Welsh Cookery School – Caffi Florence, Loggerheads Park, Wales

Fruit cake made at the Caffi Florence Cookery School.
Fruit cake made at the Caffi Florence Cookery School.

“If you are going to do a cake, just do a cake,” instructed Chef Catherine Metcalfe.

She was telling us to go ahead and put in all the high fat, real ingredients that the cake recipe has always used, and don’t try to take (low fat,) shortcuts.

I learned a new ingredient language that day, and even though I had tasted all of these Christmas specialities before, they tasted better. Much better !

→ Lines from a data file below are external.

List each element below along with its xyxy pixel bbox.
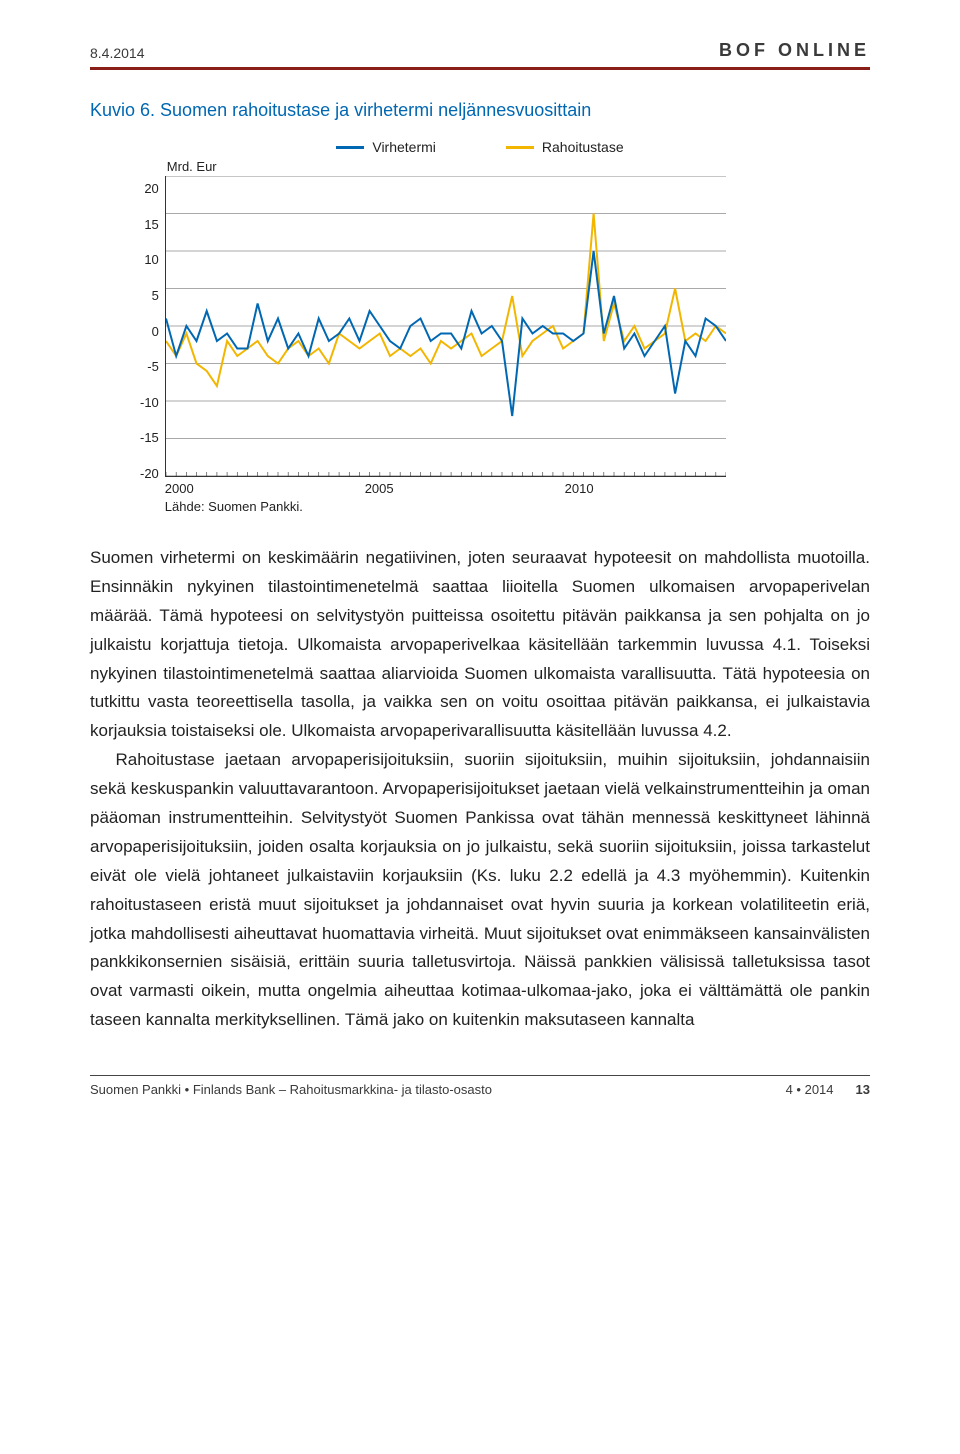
y-tick-label: 0 — [152, 324, 159, 339]
y-axis-labels: 20 15 10 5 0 -5 -10 -15 -20 — [140, 181, 165, 481]
footer: Suomen Pankki • Finlands Bank – Rahoitus… — [90, 1082, 870, 1097]
y-tick-label: -20 — [140, 466, 159, 481]
footer-rule — [90, 1075, 870, 1076]
legend: Virhetermi Rahoitustase — [180, 139, 780, 155]
legend-swatch — [506, 146, 534, 149]
x-tick-label: 2010 — [565, 481, 594, 496]
chart-source: Lähde: Suomen Pankki. — [165, 499, 726, 514]
legend-label: Virhetermi — [372, 139, 436, 155]
page: 8.4.2014 BOF ONLINE Kuvio 6. Suomen raho… — [0, 0, 960, 1137]
footer-issue: 4 • 2014 — [786, 1082, 834, 1097]
paragraph: Rahoitustase jaetaan arvopaperisijoituks… — [90, 746, 870, 1035]
footer-left: Suomen Pankki • Finlands Bank – Rahoitus… — [90, 1082, 492, 1097]
y-tick-label: 20 — [144, 181, 158, 196]
chart-row: 20 15 10 5 0 -5 -10 -15 -20 Mrd. Eur 2000 2005 201… — [140, 159, 780, 514]
plot-area — [165, 176, 726, 477]
y-unit: Mrd. Eur — [167, 159, 726, 174]
y-tick-label: -15 — [140, 430, 159, 445]
chart-col: Mrd. Eur 2000 2005 2010 Lähde: Suomen Pank… — [165, 159, 726, 514]
legend-label: Rahoitustase — [542, 139, 624, 155]
chart: Virhetermi Rahoitustase 20 15 10 5 0 -5 -10 -15… — [140, 139, 780, 514]
x-axis-labels: 2000 2005 2010 — [165, 481, 725, 497]
y-tick-label: -5 — [147, 359, 159, 374]
y-tick-label: 10 — [144, 252, 158, 267]
legend-swatch — [336, 146, 364, 149]
body-text: Suomen virhetermi on keskimäärin negatii… — [90, 544, 870, 1035]
x-tick-label: 2005 — [365, 481, 394, 496]
y-tick-label: -10 — [140, 395, 159, 410]
legend-item-rahoitustase: Rahoitustase — [506, 139, 624, 155]
header-row: 8.4.2014 BOF ONLINE — [90, 40, 870, 61]
y-tick-label: 5 — [152, 288, 159, 303]
header-date: 8.4.2014 — [90, 45, 145, 61]
x-tick-label: 2000 — [165, 481, 194, 496]
paragraph: Suomen virhetermi on keskimäärin negatii… — [90, 544, 870, 746]
y-tick-label: 15 — [144, 217, 158, 232]
footer-page: 13 — [856, 1082, 870, 1097]
header-brand: BOF ONLINE — [719, 40, 870, 61]
figure-title: Kuvio 6. Suomen rahoitustase ja virheter… — [90, 100, 870, 121]
header-rule — [90, 67, 870, 70]
footer-right: 4 • 2014 13 — [786, 1082, 870, 1097]
legend-item-virhetermi: Virhetermi — [336, 139, 436, 155]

My group was participating in the Caffi Florence Cookery Workshops given in the Café at the Loggerheads Country Park. They have a long schuedule of courses, several a week, and many teach cooking traditions of the past in Wales.

We were watching a demonstration called: Getting Ahead for Christmas, and would learn to cook Mincemeat Pie, Christmas pudding and Marianna’s Christmas Cake – all without opening one can.

It was easy to tell that our young but experienced chef was passionate about food – especially Christmas desserts. Her eyes twinkled when she talked and although it was the end of October, she was already preparing at home for her own Christmas meals.

We started with Marianna’s Christmas Cake. She told us that we must soak the fruits overnight in brandy. Then she added an ingredient unknown to me – Treacle. Although treacle looks like molasses, it is made from the syrup that results during the sugar refining process. It was originally used as an antidote against poisons.

After a finger tip tasting, I had to admit it did have a different taste. Marianna mixed all the ingredients for her cake together and put it in a pan lined with greaseproof paper.

Then on to the Marzipan Icing. I could never have guessed the ingredients and hers are different, but with some ground almonds, castor sugar, icing sugar, lemon juice and egg white, she mixed a ball and rolled out a delicious icing.

This cake tasted like no Christmas cake I had ever tasted, as I had stopped eating the thick, gooey packaged cake as a child. This will be part of my Christmas tradition, I promised myself.

On to the Christmas Pudding, a strong tradition as you see them for sale in every shop.

Patting the mixture for the Christmas Pudding into bowls for steaming.
Patting the mixture for the Christmas Pudding into bowls for steaming.

The dried fruits must sleep overnight in stout, (beer,) we learned.

“Even if you don’t like the Christmas pudding, you have to eat Christmas pudding,” Catherine emphasized. Setting it aflame and bringing it to the table is just part of the tradition in Wales.

After Catherine mixed all the ingredients in a bowl, she scooped it into a porcelain bowl and put a layer of paper on top, then wrapped it all carefully in foil, ready to be steamed in the oven. Catherine likes to “feed” her cakes with brandy, both before she cooks it, and even after while it waits for Christmas.

A sauce completes the tradition after it is flamed at the table. I can’t wait to try that recipe this Christmas.

Mincemeat tarts made at the Caffi Florence Cookery School.
Mincemeat tarts made at the Caffi Florence Cookery School.

We moved on to Mincemeat Pie. Now I am a person who opens a can of mincemeat and plops it in to a pie shell. No longer. Catherine cut a large cooking apple and mixed it with dried fruits, some candied peel, chopped almonds and then an ingredient new to me. Vegetable suet. When it was all mixed, she put it into rounded tart shells that were made with a sweet crust of French origin. She placed a delicately cut star on top. This was, without a doubt the tastiest Mincemeat pie ever.

I learned much from my cooking lesson with Catherine that day. I noticed that she strictly measured ingredients and followed the recipes closely, no substitutions. That is much different from my “slap happy” style of throwing ingredients together. She told us that this was out of respect for the person who wrote the recipe. I gained a new respect for recipes that day and felt honoured to taste the old recipes of Wales that have lived on through the ages.

I can’t wait to enjoy a mincemeat tart while re-reading “A Child’s Christmas in Wales” in front of the fire this Christmas. See recipes for Caffi Florence’s special Christmas recipes.

Chef Catherine Metcalfe prepares ingredients for one of her Christmas recipes.
Chef Catherine Metcalfe prepares ingredients for one of her Christmas recipes.

If You Go.

Caffi Florence is located is a restaurant and cookery school located in Loggerheads Country Park on the Ruthin Road in North Wales.

Cooking courses are all price reasonably at 15£.

Some are cooking demonstrations and some are hands on courses. Courses range from Pastries and sweets to Cooking Fish and Seafood.